USC Suzanne Dworak-Peck School of Social Work
- Type: Private
- Established: 1920
- Parent institution: University of Southern California
- Dean: Sarah Gehlert
- Academic staff: 114
- Postgraduates: 3215
- Doctoral students: 38
- Location: Los Angeles, California, United States
- Website: dworakpeck.usc.edu

= USC Suzanne Dworak-Peck School of Social Work =

School

The USC Suzanne Dworak-Peck School of Social Work at the University of Southern California, was founded in 1920 as USC's School of Social Work. The school's only location is in Los Angeles, California.

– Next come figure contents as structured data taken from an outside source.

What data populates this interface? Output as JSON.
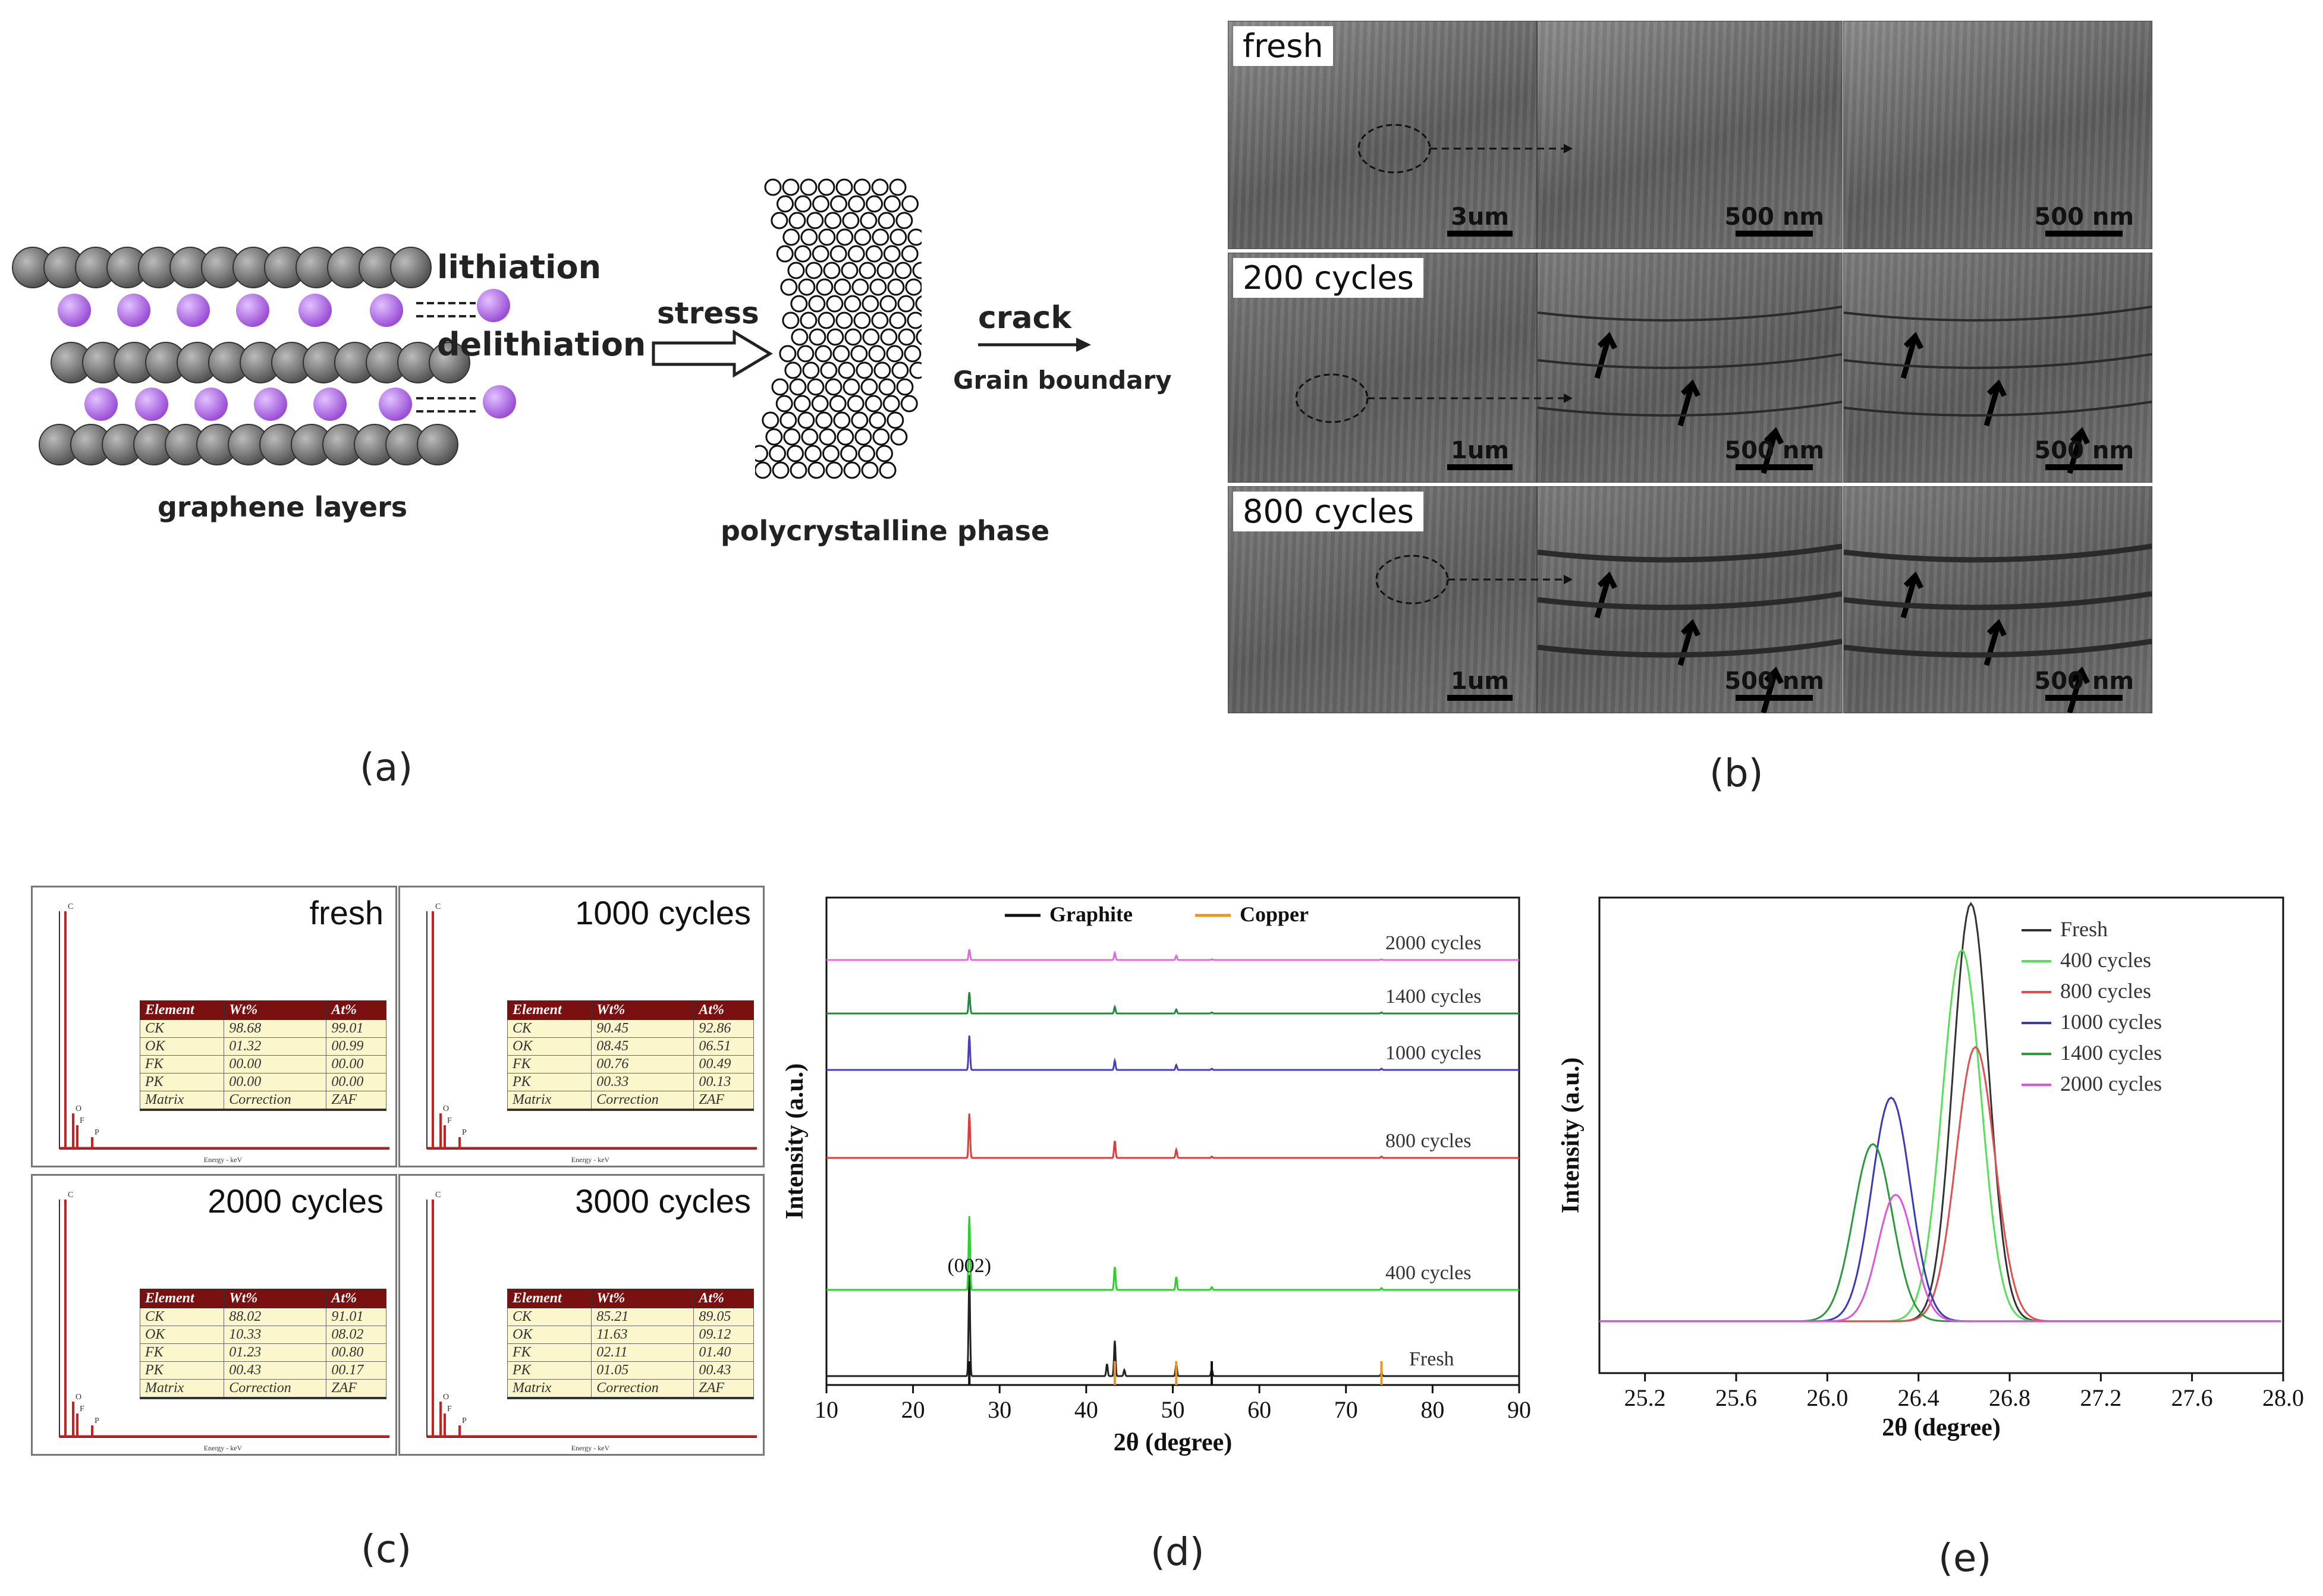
{
  "panel_labels": {
    "a": "(a)",
    "b": "(b)",
    "c": "(c)",
    "d": "(d)",
    "e": "(e)"
  },
  "schematic": {
    "lithiation": "lithiation",
    "delithiation": "delithiation",
    "graphene_layers": "graphene layers",
    "stress": "stress",
    "crack": "crack",
    "grain_boundary": "Grain boundary",
    "polycrystalline_phase": "polycrystalline phase",
    "carbon_color": "#555555",
    "lithium_color": "#9b4fd6"
  },
  "sem": {
    "rows": [
      {
        "label": "fresh",
        "scales": [
          "3um",
          "500 nm",
          "500 nm"
        ]
      },
      {
        "label": "200 cycles",
        "scales": [
          "1um",
          "500 nm",
          "500 nm"
        ]
      },
      {
        "label": "800 cycles",
        "scales": [
          "1um",
          "500 nm",
          "500 nm"
        ]
      }
    ]
  },
  "eds": {
    "headers": [
      "Element",
      "Wt%",
      "At%"
    ],
    "axis_label": "Energy - keV",
    "spectra_peaks": [
      "C",
      "O",
      "F",
      "P"
    ],
    "panels": [
      {
        "title": "fresh",
        "rows": [
          [
            "CK",
            "98.68",
            "99.01"
          ],
          [
            "OK",
            "01.32",
            "00.99"
          ],
          [
            "FK",
            "00.00",
            "00.00"
          ],
          [
            "PK",
            "00.00",
            "00.00"
          ],
          [
            "Matrix",
            "Correction",
            "ZAF"
          ]
        ]
      },
      {
        "title": "1000 cycles",
        "rows": [
          [
            "CK",
            "90.45",
            "92.86"
          ],
          [
            "OK",
            "08.45",
            "06.51"
          ],
          [
            "FK",
            "00.76",
            "00.49"
          ],
          [
            "PK",
            "00.33",
            "00.13"
          ],
          [
            "Matrix",
            "Correction",
            "ZAF"
          ]
        ]
      },
      {
        "title": "2000 cycles",
        "rows": [
          [
            "CK",
            "88.02",
            "91.01"
          ],
          [
            "OK",
            "10.33",
            "08.02"
          ],
          [
            "FK",
            "01.23",
            "00.80"
          ],
          [
            "PK",
            "00.43",
            "00.17"
          ],
          [
            "Matrix",
            "Correction",
            "ZAF"
          ]
        ]
      },
      {
        "title": "3000 cycles",
        "rows": [
          [
            "CK",
            "85.21",
            "89.05"
          ],
          [
            "OK",
            "11.63",
            "09.12"
          ],
          [
            "FK",
            "02.11",
            "01.40"
          ],
          [
            "PK",
            "01.05",
            "00.43"
          ],
          [
            "Matrix",
            "Correction",
            "ZAF"
          ]
        ]
      }
    ]
  },
  "chart_data": [
    {
      "type": "line",
      "panel": "d",
      "title": "",
      "xlabel": "2θ (degree)",
      "ylabel": "Intensity (a.u.)",
      "xlim": [
        10,
        90
      ],
      "xticks": [
        10,
        20,
        30,
        40,
        50,
        60,
        70,
        80,
        90
      ],
      "legend": [
        {
          "name": "Graphite",
          "color": "#111111"
        },
        {
          "name": "Copper",
          "color": "#e8961e"
        }
      ],
      "peak_annotation": "(002)",
      "reference_lines": {
        "graphite": [
          26.5,
          54.5
        ],
        "copper": [
          43.3,
          50.4,
          74.1
        ]
      },
      "series": [
        {
          "name": "Fresh",
          "color": "#222222",
          "peaks": [
            [
              26.5,
              1.0
            ],
            [
              42.4,
              0.12
            ],
            [
              44.4,
              0.06
            ],
            [
              43.3,
              0.35
            ],
            [
              50.4,
              0.12
            ],
            [
              54.5,
              0.07
            ],
            [
              74.1,
              0.03
            ]
          ]
        },
        {
          "name": "400 cycles",
          "color": "#2bd02b",
          "peaks": [
            [
              26.5,
              0.8
            ],
            [
              43.3,
              0.25
            ],
            [
              50.4,
              0.14
            ],
            [
              54.5,
              0.03
            ],
            [
              74.1,
              0.02
            ]
          ]
        },
        {
          "name": "800 cycles",
          "color": "#e03a3a",
          "peaks": [
            [
              26.5,
              0.65
            ],
            [
              43.3,
              0.25
            ],
            [
              50.4,
              0.12
            ],
            [
              54.5,
              0.02
            ],
            [
              74.1,
              0.02
            ]
          ]
        },
        {
          "name": "1000 cycles",
          "color": "#4a3fb8",
          "peaks": [
            [
              26.5,
              0.55
            ],
            [
              43.3,
              0.15
            ],
            [
              50.4,
              0.08
            ],
            [
              54.5,
              0.02
            ],
            [
              74.1,
              0.02
            ]
          ]
        },
        {
          "name": "1400 cycles",
          "color": "#228b3a",
          "peaks": [
            [
              26.5,
              0.42
            ],
            [
              43.3,
              0.13
            ],
            [
              50.4,
              0.08
            ],
            [
              54.5,
              0.02
            ],
            [
              74.1,
              0.02
            ]
          ]
        },
        {
          "name": "2000 cycles",
          "color": "#e06ae0",
          "peaks": [
            [
              26.5,
              0.3
            ],
            [
              43.3,
              0.2
            ],
            [
              50.4,
              0.12
            ],
            [
              54.5,
              0.02
            ],
            [
              74.1,
              0.02
            ]
          ]
        }
      ]
    },
    {
      "type": "line",
      "panel": "e",
      "title": "",
      "xlabel": "2θ (degree)",
      "ylabel": "Intensity (a.u.)",
      "xlim": [
        25.0,
        28.0
      ],
      "ylim": [
        0,
        1.05
      ],
      "xticks": [
        25.2,
        25.6,
        26.0,
        26.4,
        26.8,
        27.2,
        27.6,
        28.0
      ],
      "legend_position": "top-right",
      "series": [
        {
          "name": "Fresh",
          "color": "#333333",
          "center": 26.63,
          "height": 0.99,
          "width": 0.11
        },
        {
          "name": "400 cycles",
          "color": "#55e055",
          "center": 26.59,
          "height": 0.88,
          "width": 0.12
        },
        {
          "name": "800 cycles",
          "color": "#e05050",
          "center": 26.65,
          "height": 0.65,
          "width": 0.12
        },
        {
          "name": "1000 cycles",
          "color": "#3a3ab8",
          "center": 26.28,
          "height": 0.53,
          "width": 0.12
        },
        {
          "name": "1400 cycles",
          "color": "#2a9a3a",
          "center": 26.2,
          "height": 0.42,
          "width": 0.12
        },
        {
          "name": "2000 cycles",
          "color": "#dd55dd",
          "center": 26.3,
          "height": 0.3,
          "width": 0.11
        }
      ]
    }
  ]
}
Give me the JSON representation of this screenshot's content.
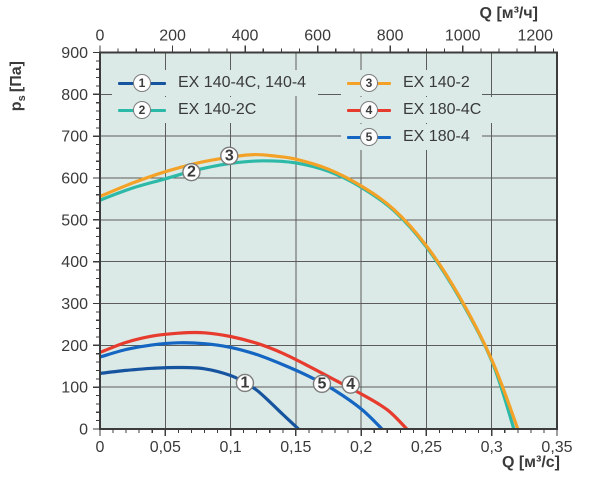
{
  "chart_data": {
    "type": "line",
    "plot_bg": "#dbeae6",
    "grid": true,
    "grid_color": "#5c5c5c",
    "axis_color": "#3c3c3c",
    "text_color": "#3a3a3a",
    "axes": {
      "left": {
        "title_base": "p",
        "title_sub": "s",
        "title_unit": "[Па]",
        "min": 0,
        "max": 900,
        "major_step": 100,
        "minor_step": 20
      },
      "bottom": {
        "title": "Q [м³/с]",
        "min": 0,
        "max": 0.35,
        "majors": [
          0,
          0.05,
          0.1,
          0.15,
          0.2,
          0.25,
          0.3,
          0.35
        ],
        "tick_labels": [
          "0",
          "0,05",
          "0,1",
          "0,15",
          "0,2",
          "0,25",
          "0,3",
          "0,35"
        ],
        "minor_step": 0.01
      },
      "top": {
        "title": "Q [м³/ч]",
        "min": 0,
        "max": 1260,
        "majors": [
          0,
          200,
          400,
          600,
          800,
          1000,
          1200
        ],
        "tick_labels": [
          "0",
          "200",
          "400",
          "600",
          "800",
          "1000",
          "1200"
        ],
        "minor_step": 50
      }
    },
    "series": [
      {
        "num": "1",
        "label": "EX 140-4C, 140-4",
        "color": "#17549f",
        "marker": {
          "x": 0.111,
          "y": 110
        },
        "points": [
          [
            0,
            133
          ],
          [
            0.02,
            140
          ],
          [
            0.04,
            145
          ],
          [
            0.06,
            147
          ],
          [
            0.08,
            144
          ],
          [
            0.1,
            128
          ],
          [
            0.11,
            112
          ],
          [
            0.12,
            93
          ],
          [
            0.13,
            65
          ],
          [
            0.14,
            35
          ],
          [
            0.152,
            0
          ]
        ]
      },
      {
        "num": "2",
        "label": "EX 140-2C",
        "color": "#2db9a7",
        "marker": {
          "x": 0.07,
          "y": 614
        },
        "points": [
          [
            0,
            547
          ],
          [
            0.025,
            576
          ],
          [
            0.05,
            598
          ],
          [
            0.075,
            620
          ],
          [
            0.1,
            635
          ],
          [
            0.125,
            641
          ],
          [
            0.15,
            636
          ],
          [
            0.175,
            616
          ],
          [
            0.2,
            578
          ],
          [
            0.225,
            522
          ],
          [
            0.25,
            435
          ],
          [
            0.275,
            315
          ],
          [
            0.3,
            163
          ],
          [
            0.317,
            0
          ]
        ]
      },
      {
        "num": "3",
        "label": "EX 140-2",
        "color": "#f3a227",
        "marker": {
          "x": 0.099,
          "y": 653
        },
        "points": [
          [
            0,
            556
          ],
          [
            0.025,
            588
          ],
          [
            0.05,
            615
          ],
          [
            0.075,
            636
          ],
          [
            0.1,
            650
          ],
          [
            0.118,
            656
          ],
          [
            0.135,
            652
          ],
          [
            0.15,
            645
          ],
          [
            0.175,
            621
          ],
          [
            0.2,
            581
          ],
          [
            0.225,
            525
          ],
          [
            0.25,
            438
          ],
          [
            0.275,
            318
          ],
          [
            0.3,
            166
          ],
          [
            0.32,
            0
          ]
        ]
      },
      {
        "num": "4",
        "label": "EX 180-4C",
        "color": "#e73b2e",
        "marker": {
          "x": 0.192,
          "y": 106
        },
        "points": [
          [
            0,
            183
          ],
          [
            0.02,
            207
          ],
          [
            0.04,
            222
          ],
          [
            0.06,
            229
          ],
          [
            0.08,
            230
          ],
          [
            0.1,
            221
          ],
          [
            0.12,
            205
          ],
          [
            0.14,
            181
          ],
          [
            0.16,
            150
          ],
          [
            0.18,
            117
          ],
          [
            0.2,
            84
          ],
          [
            0.22,
            46
          ],
          [
            0.235,
            0
          ]
        ]
      },
      {
        "num": "5",
        "label": "EX 180-4",
        "color": "#1566c2",
        "marker": {
          "x": 0.17,
          "y": 108
        },
        "points": [
          [
            0,
            172
          ],
          [
            0.02,
            190
          ],
          [
            0.04,
            201
          ],
          [
            0.06,
            206
          ],
          [
            0.08,
            204
          ],
          [
            0.1,
            195
          ],
          [
            0.12,
            178
          ],
          [
            0.14,
            154
          ],
          [
            0.16,
            126
          ],
          [
            0.18,
            92
          ],
          [
            0.2,
            48
          ],
          [
            0.216,
            0
          ]
        ]
      }
    ]
  }
}
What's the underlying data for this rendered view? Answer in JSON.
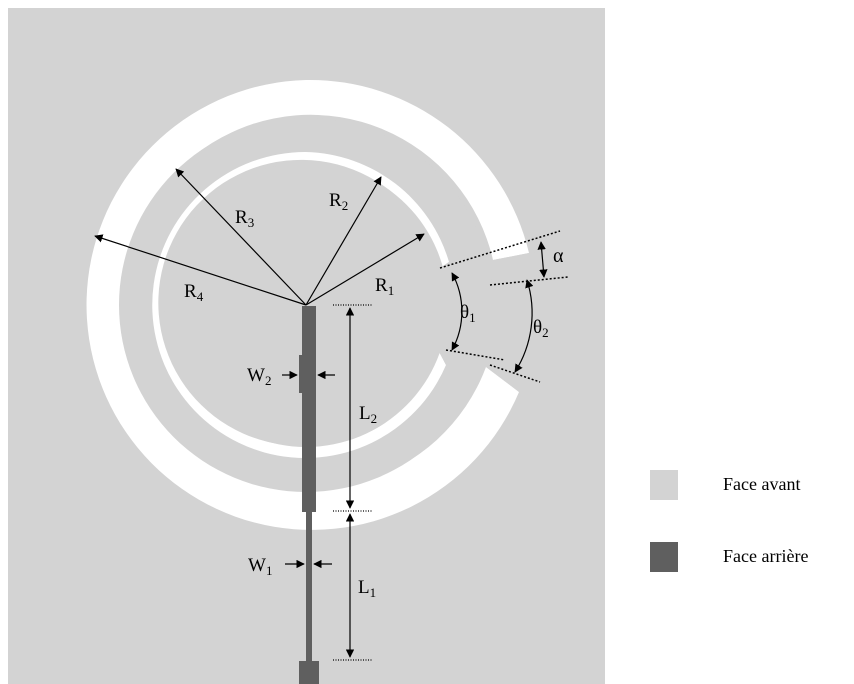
{
  "colors": {
    "front": "#d3d3d3",
    "back": "#5f5f5f",
    "slot": "#ffffff",
    "annotation": "#000000"
  },
  "labels": {
    "R1": {
      "main": "R",
      "sub": "1"
    },
    "R2": {
      "main": "R",
      "sub": "2"
    },
    "R3": {
      "main": "R",
      "sub": "3"
    },
    "R4": {
      "main": "R",
      "sub": "4"
    },
    "theta1": {
      "main": "θ",
      "sub": "1"
    },
    "theta2": {
      "main": "θ",
      "sub": "2"
    },
    "alpha": "α",
    "W1": {
      "main": "W",
      "sub": "1"
    },
    "W2": {
      "main": "W",
      "sub": "2"
    },
    "L1": {
      "main": "L",
      "sub": "1"
    },
    "L2": {
      "main": "L",
      "sub": "2"
    }
  },
  "legend": [
    {
      "label": "Face avant",
      "color": "#d3d3d3"
    },
    {
      "label": "Face arrière",
      "color": "#5f5f5f"
    }
  ]
}
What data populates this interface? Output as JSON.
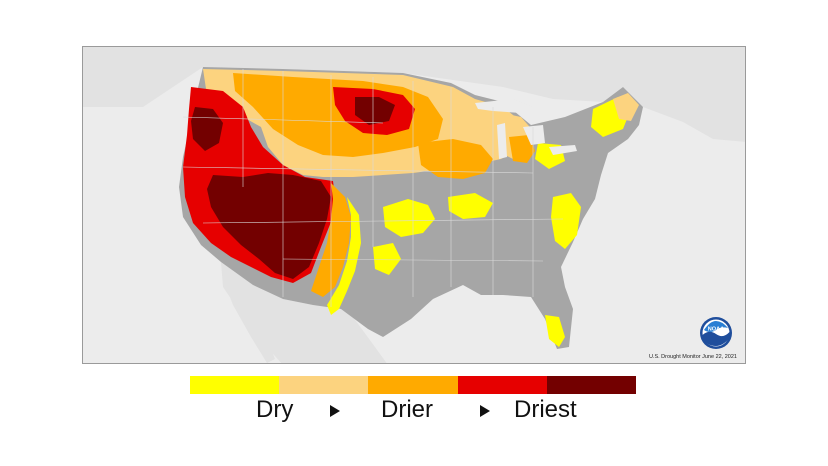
{
  "map": {
    "credit": "U.S. Drought Monitor June 22, 2021",
    "logo_text": "NOAA",
    "logo_icon": "noaa-logo-icon",
    "colors": {
      "ocean": "#ececec",
      "land_other": "#e2e2e2",
      "no_drought": "#a6a6a6",
      "state_lines": "#dadada"
    }
  },
  "legend": {
    "colors": [
      "#ffff00",
      "#fcd37f",
      "#ffaa00",
      "#e60000",
      "#730000"
    ],
    "labels": {
      "left": "Dry",
      "middle": "Drier",
      "right": "Driest"
    },
    "arrow_icon": "triangle-right-icon"
  }
}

According to school officials, the facility has 114 faculty teaching an estimated 3,500 enrolled students It also has the oldest MSW and PhD of Social Work programs in the West.

The school was renamed the USC Suzanne Dworak-Peck School of Social Work in 2016, after USC alumnus Suzanne Dworak-Peck donated $60 million to the school. It is the largest donation ever to a school of social work.

The program is ranked #67 by the 2024 U.S. News & World Report Best Colleges Ranking, and offers a Doctor of Social Work degree, as well as a Master of Social Work degree.

==Notable alumni==
- Laura Chick, California Inspector General
- Doria Ragland, Yoga instructor, social worker, and mother of Meghan, Duchess of Sussex
- Ira Wohl, Academy Award winner for his 1979 film, Best Boy
- Karen Bass, Mayor of Los Angeles since 2022, Member of the House of Representatives from California's 37th congressional district from 2011-2022

==California Social Work Hall of Distinction ==

The California Social Work Hall of Distinction was established in 2002 to honor those involved in bringing about the betterment of society and to ensure that the contributions of social work leaders, innovators and pioneers would be recognized and preserved for the future. It is located in the Montgomery Ross Fisher building on USC campus.